Cameo Gallery, a dark and cozy space in Williamsburg played host last Sunday night to the record release party for Brooklyn-based electro pop/rock Syvia’s debut album FWD. In what seemed like an appropriate cry for a band celebrating a new beginning, lead singer Ruth Mirsky sang, “Who wants to be alone? No, I don’t want to be alone,” on Unloveable. Judging from the enthusiasm of the crowd, she was neither alone nor unloveable.
Syvia is a study in contrasts. Mirsky often sings from inside the music—there is an insistence in her voice, and a soft lyricism, that exist along the sounds of gritty guitars, synthesizers, and marching band drumming. On slow numbers the singer’s voice lay above and rested on the sounds.
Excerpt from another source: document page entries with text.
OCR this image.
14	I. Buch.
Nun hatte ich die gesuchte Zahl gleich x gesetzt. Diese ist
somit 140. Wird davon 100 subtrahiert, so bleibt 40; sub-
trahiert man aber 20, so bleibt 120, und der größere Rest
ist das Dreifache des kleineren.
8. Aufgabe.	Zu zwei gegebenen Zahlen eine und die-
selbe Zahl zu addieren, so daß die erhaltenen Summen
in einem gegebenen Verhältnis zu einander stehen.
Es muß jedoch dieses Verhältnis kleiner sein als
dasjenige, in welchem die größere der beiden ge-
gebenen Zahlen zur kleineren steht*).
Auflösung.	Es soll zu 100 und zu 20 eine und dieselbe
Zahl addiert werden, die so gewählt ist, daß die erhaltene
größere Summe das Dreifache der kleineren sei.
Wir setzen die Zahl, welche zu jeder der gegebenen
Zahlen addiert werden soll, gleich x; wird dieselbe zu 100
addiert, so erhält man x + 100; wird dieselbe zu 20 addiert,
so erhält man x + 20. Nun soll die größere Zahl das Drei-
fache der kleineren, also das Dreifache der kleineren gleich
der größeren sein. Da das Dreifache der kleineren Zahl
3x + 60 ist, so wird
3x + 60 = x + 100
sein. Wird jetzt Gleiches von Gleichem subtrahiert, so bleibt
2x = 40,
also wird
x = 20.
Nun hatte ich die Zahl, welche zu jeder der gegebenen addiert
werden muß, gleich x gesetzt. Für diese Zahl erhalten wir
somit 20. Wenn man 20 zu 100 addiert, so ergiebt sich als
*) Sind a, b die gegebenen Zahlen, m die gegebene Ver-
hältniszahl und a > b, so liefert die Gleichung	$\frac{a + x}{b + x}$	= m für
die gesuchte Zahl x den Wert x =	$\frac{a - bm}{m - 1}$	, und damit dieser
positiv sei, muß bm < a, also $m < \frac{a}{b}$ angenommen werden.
In reconfiguring older styles of music, Syvia also plays a game with the past, and plays on our memories to create something new. As they played Sunday night I was reminded of what it is like not just to go see a concert, but to watch art in the process of being made.
Syvia’s music can take us to a past place, even as it propels us forward. “Forward, forward, forward and on we go,” Mirsky sang Sunday night on the new album’s title track.
Brooklyn-based Cthulhu Fantasy started things off Sunday night with a primal, awakening combination of Daniel Bouley’s pounding drums and Eddie O.’s space synths.